U.S. Marines with Golf Company, 2nd Battalion, 3rd Regiment run to take position behind a building after being fired on by Taliban while on patrol in the village of Dahaneh, in Helmand province, Afghanistan, on Aug. 28.
U.S. Marines with Golf Company, 2nd Battalion, 3rd Regiment run to take position behind a building after being fired on by Taliban while on patrol in the village of Dahaneh, in Helmand province, Afghanistan, on Aug. 28. Julie Jacobson/AP
The Obama administration is exploring new options for Afghanistan. One reported proposal — said to be favored by Vice President Joe Biden — calls for scaling back the U.S. military presence and focusing on protecting large population centers.
Preventing the Taliban from gaining control again is a key premise of the Obama administration's current strategy for Afghanistan. But there are increasing questions about the threat the Taliban actually pose to U.S. national security interests.
The goal of the U.S. counterinsurgency strategy in Afghanistan has been to disrupt, dismantle and defeat al-Qaida. To that end, the theory goes, the Taliban must also be defeated, in order to prevent them from regaining control of Afghanistan and once again offering al-Qaida safe haven from which to plot attacks against the U.S.
Mistake To Conflate Taliban, Al-Qaida
This thinking is misguided, says Ted Galen Carpenter, a defense and foreign policy expert at the Cato Institute, a libertarian think tank.
"It has been a big mistake of U.S. policymakers to completely conflate al-Qaida and the Taliban. The former is a foreign terrorist organization with the United States in its cross hairs. The latter is a parochial insurgency. It is not a direct security threat to the United States," he explains.
Carpenter says that over the years, the U.S. has drifted into war against the Taliban in Afghanistan — not primarily against al-Qaida, which U.S. intelligence officials say has been entrenched in neighboring Pakistan since being driven from Afghanistan in late 2001 by American forces. Carpenter says it is time to rethink the strategy.
"If al-Qaida is not in Afghanistan, why on Earth are we in Afghanistan? We went there to defeat al-Qaida. If this isn't the arena for al-Qaida anymore, then our mission seems to have no rational purpose whatever," he says.
Even if the Taliban were able to re-establish control, Carpenter says, it's not at all certain that they would allow al-Qaida to use Afghanistan as a training and logistical base again. After all, the Taliban were driven from power because of their association with al-Qaida.

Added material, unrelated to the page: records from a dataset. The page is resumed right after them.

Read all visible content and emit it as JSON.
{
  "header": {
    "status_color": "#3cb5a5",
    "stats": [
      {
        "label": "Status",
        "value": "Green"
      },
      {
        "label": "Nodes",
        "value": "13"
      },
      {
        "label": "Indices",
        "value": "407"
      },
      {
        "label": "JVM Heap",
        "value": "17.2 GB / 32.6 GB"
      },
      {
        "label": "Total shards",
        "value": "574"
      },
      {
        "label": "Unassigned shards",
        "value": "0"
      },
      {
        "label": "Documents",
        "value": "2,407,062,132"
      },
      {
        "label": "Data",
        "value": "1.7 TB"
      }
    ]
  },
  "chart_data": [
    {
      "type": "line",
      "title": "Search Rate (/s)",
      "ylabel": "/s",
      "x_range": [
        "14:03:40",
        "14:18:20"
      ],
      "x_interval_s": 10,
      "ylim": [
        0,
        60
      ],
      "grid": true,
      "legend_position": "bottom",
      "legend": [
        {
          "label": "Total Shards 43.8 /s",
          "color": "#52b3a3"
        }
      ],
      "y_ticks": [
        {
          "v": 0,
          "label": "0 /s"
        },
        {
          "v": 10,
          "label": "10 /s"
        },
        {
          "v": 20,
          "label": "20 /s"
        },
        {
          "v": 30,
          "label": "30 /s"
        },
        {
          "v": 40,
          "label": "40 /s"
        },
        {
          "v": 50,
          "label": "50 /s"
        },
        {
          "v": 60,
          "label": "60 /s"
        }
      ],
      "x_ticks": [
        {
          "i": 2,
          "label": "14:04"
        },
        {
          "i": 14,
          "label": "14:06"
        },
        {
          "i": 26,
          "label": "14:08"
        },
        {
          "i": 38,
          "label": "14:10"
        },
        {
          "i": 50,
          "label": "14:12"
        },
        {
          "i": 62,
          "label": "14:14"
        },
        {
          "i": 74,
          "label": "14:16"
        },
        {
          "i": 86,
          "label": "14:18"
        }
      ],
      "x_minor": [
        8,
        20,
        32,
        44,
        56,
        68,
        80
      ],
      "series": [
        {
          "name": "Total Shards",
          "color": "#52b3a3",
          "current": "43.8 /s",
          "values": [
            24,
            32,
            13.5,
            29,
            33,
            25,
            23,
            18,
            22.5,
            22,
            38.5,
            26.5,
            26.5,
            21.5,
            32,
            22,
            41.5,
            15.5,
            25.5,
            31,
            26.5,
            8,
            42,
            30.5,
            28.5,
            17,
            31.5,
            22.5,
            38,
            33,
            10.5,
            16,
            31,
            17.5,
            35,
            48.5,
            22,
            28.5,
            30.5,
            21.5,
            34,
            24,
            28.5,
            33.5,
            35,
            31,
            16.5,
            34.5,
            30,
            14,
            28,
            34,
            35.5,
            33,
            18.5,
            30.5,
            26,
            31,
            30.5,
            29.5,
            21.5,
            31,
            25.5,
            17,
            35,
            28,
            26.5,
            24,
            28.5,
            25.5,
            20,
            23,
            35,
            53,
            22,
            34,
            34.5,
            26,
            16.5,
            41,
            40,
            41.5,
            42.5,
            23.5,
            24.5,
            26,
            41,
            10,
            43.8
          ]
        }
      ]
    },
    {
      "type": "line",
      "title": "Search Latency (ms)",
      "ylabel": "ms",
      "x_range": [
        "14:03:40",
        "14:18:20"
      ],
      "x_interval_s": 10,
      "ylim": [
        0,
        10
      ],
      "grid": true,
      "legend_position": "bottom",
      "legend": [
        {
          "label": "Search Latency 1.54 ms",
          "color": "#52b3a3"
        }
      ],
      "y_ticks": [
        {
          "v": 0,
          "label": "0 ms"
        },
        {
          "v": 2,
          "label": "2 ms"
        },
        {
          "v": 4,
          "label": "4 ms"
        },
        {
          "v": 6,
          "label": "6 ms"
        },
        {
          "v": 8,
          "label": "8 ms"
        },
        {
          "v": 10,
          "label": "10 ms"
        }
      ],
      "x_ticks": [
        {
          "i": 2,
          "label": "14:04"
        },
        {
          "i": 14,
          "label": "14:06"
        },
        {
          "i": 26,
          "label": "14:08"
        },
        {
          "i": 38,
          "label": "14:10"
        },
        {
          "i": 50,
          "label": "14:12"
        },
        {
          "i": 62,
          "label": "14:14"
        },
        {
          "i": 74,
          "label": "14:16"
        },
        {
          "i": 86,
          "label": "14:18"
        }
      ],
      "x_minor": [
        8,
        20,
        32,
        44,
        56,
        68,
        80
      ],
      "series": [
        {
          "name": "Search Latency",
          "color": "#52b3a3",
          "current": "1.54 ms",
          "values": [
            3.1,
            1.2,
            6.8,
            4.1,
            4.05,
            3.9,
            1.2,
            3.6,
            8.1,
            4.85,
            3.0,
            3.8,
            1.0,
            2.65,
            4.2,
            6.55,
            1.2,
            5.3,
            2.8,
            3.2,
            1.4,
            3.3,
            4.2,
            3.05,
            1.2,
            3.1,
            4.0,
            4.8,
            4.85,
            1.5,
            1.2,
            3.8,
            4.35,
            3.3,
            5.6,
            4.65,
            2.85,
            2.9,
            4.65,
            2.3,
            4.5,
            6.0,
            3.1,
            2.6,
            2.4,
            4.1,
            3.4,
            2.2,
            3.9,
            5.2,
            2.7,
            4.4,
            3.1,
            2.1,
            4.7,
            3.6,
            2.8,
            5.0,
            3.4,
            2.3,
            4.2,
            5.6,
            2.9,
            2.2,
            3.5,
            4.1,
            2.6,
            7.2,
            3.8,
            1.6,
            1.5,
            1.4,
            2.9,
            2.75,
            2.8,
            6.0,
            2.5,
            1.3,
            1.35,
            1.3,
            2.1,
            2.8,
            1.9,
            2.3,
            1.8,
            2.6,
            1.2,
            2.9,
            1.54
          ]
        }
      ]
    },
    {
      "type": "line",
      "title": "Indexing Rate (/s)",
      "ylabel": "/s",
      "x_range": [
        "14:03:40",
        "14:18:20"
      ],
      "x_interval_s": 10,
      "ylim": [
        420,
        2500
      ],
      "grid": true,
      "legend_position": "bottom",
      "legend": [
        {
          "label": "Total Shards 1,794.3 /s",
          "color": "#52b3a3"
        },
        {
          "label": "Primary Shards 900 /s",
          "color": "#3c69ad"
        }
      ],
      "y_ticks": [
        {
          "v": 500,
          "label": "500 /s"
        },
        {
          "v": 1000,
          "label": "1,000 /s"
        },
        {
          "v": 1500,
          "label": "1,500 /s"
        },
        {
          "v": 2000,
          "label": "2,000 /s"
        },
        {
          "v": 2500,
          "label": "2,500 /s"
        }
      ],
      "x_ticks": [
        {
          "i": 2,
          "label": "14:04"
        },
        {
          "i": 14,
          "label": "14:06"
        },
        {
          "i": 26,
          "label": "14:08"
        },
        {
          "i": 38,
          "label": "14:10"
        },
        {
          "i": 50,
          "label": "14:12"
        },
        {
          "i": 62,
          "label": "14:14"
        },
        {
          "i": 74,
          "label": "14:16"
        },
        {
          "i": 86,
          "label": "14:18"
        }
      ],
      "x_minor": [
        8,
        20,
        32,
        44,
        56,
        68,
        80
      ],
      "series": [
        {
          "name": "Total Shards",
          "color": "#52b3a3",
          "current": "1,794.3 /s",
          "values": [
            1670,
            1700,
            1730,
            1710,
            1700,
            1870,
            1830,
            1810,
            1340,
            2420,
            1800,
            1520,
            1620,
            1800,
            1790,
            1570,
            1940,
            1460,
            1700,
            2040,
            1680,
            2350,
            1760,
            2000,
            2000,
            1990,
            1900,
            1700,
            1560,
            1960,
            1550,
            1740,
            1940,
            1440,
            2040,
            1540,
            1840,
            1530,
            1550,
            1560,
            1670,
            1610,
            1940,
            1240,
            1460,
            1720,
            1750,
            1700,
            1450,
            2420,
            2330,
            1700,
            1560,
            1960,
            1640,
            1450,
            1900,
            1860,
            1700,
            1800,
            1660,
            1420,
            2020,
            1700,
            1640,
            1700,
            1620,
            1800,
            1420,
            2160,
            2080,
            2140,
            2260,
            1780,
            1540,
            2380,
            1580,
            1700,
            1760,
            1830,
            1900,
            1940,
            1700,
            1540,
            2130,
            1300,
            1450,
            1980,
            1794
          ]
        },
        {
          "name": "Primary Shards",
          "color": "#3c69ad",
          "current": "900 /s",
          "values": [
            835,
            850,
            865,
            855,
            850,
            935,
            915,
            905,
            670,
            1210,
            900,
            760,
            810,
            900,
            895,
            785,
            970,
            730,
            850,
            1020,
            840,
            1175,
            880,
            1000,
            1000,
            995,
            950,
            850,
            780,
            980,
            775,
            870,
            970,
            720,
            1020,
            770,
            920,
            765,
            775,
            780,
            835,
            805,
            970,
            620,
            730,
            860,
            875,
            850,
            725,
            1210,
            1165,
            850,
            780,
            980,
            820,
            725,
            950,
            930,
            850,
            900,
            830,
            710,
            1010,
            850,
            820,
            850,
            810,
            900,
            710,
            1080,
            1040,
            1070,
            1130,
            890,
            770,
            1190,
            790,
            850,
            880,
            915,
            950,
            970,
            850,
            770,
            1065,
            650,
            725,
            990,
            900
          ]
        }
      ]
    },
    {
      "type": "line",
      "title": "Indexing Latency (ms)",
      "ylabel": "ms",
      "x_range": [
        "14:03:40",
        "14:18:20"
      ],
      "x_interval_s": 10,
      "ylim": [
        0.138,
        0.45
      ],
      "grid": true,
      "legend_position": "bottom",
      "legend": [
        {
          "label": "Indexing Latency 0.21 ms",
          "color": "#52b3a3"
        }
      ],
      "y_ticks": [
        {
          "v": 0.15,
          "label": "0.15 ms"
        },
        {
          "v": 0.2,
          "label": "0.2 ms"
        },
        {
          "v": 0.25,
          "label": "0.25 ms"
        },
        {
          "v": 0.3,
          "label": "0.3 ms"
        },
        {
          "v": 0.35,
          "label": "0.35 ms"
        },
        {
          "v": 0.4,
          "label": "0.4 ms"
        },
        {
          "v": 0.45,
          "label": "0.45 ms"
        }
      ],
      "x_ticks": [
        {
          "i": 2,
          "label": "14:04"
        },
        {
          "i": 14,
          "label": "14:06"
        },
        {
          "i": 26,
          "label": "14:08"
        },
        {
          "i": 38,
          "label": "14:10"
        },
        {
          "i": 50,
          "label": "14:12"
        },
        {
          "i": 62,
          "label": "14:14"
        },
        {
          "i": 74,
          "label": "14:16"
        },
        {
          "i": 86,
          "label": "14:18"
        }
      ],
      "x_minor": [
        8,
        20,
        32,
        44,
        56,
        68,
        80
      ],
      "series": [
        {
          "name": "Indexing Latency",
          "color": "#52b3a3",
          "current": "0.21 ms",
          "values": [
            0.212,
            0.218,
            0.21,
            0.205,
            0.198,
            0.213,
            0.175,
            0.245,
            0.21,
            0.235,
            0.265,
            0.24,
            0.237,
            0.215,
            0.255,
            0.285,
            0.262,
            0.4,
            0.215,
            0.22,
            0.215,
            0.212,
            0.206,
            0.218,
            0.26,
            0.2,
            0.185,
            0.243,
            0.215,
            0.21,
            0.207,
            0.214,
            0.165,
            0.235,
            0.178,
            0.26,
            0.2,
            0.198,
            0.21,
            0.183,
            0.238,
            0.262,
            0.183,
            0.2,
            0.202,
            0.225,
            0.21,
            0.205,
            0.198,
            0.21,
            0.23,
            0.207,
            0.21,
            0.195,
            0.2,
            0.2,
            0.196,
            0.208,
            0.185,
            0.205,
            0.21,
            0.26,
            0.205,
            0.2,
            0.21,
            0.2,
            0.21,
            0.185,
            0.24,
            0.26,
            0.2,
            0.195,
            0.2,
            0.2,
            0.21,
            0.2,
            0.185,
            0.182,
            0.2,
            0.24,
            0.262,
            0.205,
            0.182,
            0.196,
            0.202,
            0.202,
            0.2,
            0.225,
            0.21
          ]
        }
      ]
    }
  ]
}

Taliban Provide More Than Just Safe Haven
But Frederick Kagan, with the American Enterprise Institute, a conservative think tank, disagrees. Kagan, an adviser to Gen. Stanley McChrystal, the top U.S. commander in Afghanistan, says the Taliban's links with al-Qaida are strong and go far beyond providing safe haven in Afghanistan.
"The reason al-Qaida was there was because of an ideological affinity between the Taliban leaders and [Osama] bin Laden and his group and because of personal ties between the groups that go back to the 1980s, and I don't think that there's any evidence to suggest those personal ties or ideological ties weakened," Kagan says.
Paul Pillar, a former national intelligence officer who is now a professor at Georgetown University, questions how much of an advantage al-Qaida would gain if the Taliban regained power.
Pillar says al-Qaida could become an easier target if it moves from Pakistan and tries to regroup in Afghanistan. He also notes that groups such as al-Qaida don't actually need a haven nowadays: Globalization has led to freer movement of ideas, people and money, which has been exploited by international terrorists. And that means they are not beholden to any one headquarters.
"Most of the things that terrorists may do, and what comes to be regarded as a safe haven, can very easily be done — or at least with little additional cost and trouble — someplace else, including hiding places in Western countries," Pillar says.
Taliban, Too, May Pose Threat To U.S.
Brian Glyn Williams, a professor of Islamic history at the University of Massachusetts Dartmouth, says it might not be al-Qaida that the U.S. would need to worry about if the Taliban were able to gain control in all or even parts of Afghanistan. Williams says the Taliban have become more sophisticated in their tactics over the past few years and more global in their thinking.
"I'm afraid the Taliban of 2001 is not the Taliban of 2009, that they have become more radicalized, more extreme. They've become closer to al-Qaida, and they will see the U.S. as an enemy for removing them from power back in 2001," Williams says.
Some analysts say the U.S. should have good enough intelligence — and certainly the use of unmanned drones — to prevent al-Qaida from setting up shop once again in Afghanistan.
But as one analyst pointed out, despite all of the intelligence assets the U.S. has in Afghanistan — and all the drones flying around the region — it still hasn't been able to wipe out terrorist networks.